Chakraborty, P. - Presenter, South Dakota State University
Muthukumarappan, K. - Presenter, South Dakota State University
Gibbons, W., South Dakota State University


The research aims to produce short chain length polyhydroxyalkanoates (scl-PHA) from cellulosic feedstocks. PHAs are biodegradable polymers similar to plastics in physical properties, but they have comparatively higher production costs. PHAs could effectively replace non-biodegradable polymers if production costs could be reduced. One objective of this project is to grow the PHA producing organism, Ralstonia eutropha in a low-cost, condensed corn solubles (CCS) medium to create a highly concentrated cell mass (CCM).

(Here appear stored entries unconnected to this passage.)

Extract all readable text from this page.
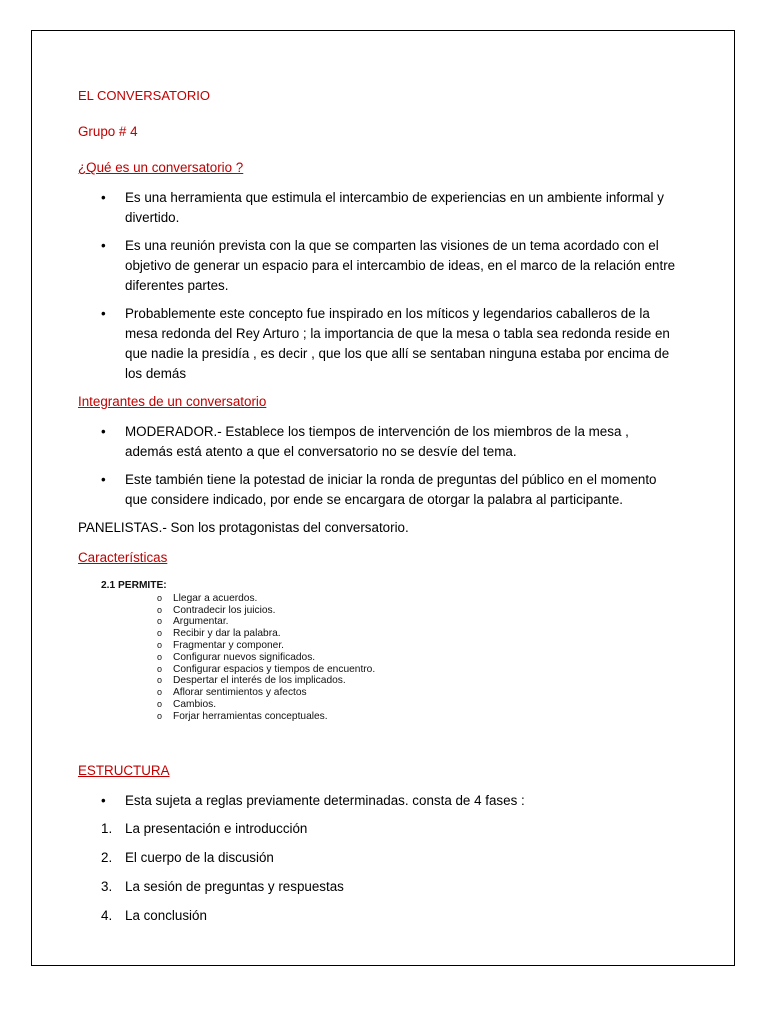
EL CONVERSATORIO
Grupo # 4
¿Qué es un conversatorio ?
• Es una herramienta que estimula el intercambio de experiencias en un ambiente informal y divertido.
• Es una reunión prevista con la que se comparten las visiones de un tema acordado con el objetivo de generar un espacio para el intercambio de ideas, en el marco de la relación entre diferentes partes.
• Probablemente este concepto fue inspirado en los míticos y legendarios caballeros de la mesa redonda del Rey Arturo ; la importancia de que la mesa o tabla sea redonda reside en que nadie la presidía , es decir , que los que allí se sentaban ninguna estaba por encima de los demás
Integrantes de un conversatorio
• MODERADOR.- Establece los tiempos de intervención de los miembros de la mesa , además está atento a que el conversatorio no se desvíe del tema.
• Este también tiene la potestad de iniciar la ronda de preguntas del público en el momento que considere indicado, por ende se encargara de otorgar la palabra al participante.
PANELISTAS.- Son los protagonistas del conversatorio.
Características
2.1 PERMITE:
o Llegar a acuerdos.
o Contradecir los juicios.
o Argumentar.
o Recibir y dar la palabra.
o Fragmentar y componer.
o Configurar nuevos significados.
o Configurar espacios y tiempos de encuentro.
o Despertar el interés de los implicados.
o Aflorar sentimientos y afectos
o Cambios.
o Forjar herramientas conceptuales.
ESTRUCTURA
• Esta sujeta a reglas previamente determinadas. consta de 4 fases :
1. La presentación e introducción
2. El cuerpo de la discusión
3. La sesión de preguntas y respuestas
4. La conclusión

We monitored the rate of growth and maximum cell mass of the organism in different concentrations of CCS media compared to control media (i,e nutrient broth and a defined medium). No growth was seen in the 400g/l CCS medium. The organism grew at slower rate in the 80g/l CCS medium. However, the growth rates in the control media and the 240g/l CCS medium were comparable. So we considered 240 g/l CCS to be the best medium for growing the organism. To maximize cell growth, we will supplement the CCS media with nitrogen. We will evaluate the effectiveness of three different carbon to nitrogen ratios, 4:1, 8:1 and 20:1in promoting the growth of the organism. The level of nitrogen at which maximum CCM produced will be considered as the optimum media for growing Ralstonia eutropha. Our second objective will be to identify nutrient limiting conditions to initiate PHA production by the CCM. Then volatile fatty acids, derived from anaerobic digestion of cellulose (part of a secondary project) will be fed to R. eutropha for production of scl PHA. We will add the acids individually at first to determine tolerance levels and then will investigate addition of multiple acids to optimize production of PHA. Cell mass will be determined by centrifugation, whereas PHA will be extracted from the intracellular granules by Supercritical Fluid Extraction (SFE). The properties and the composition of the scl PHA will be determined, as well as information on cost, productivity and yield of this bio-based product. Moreover the byproducts of this process will be tested for their nutritional value in livestock rations.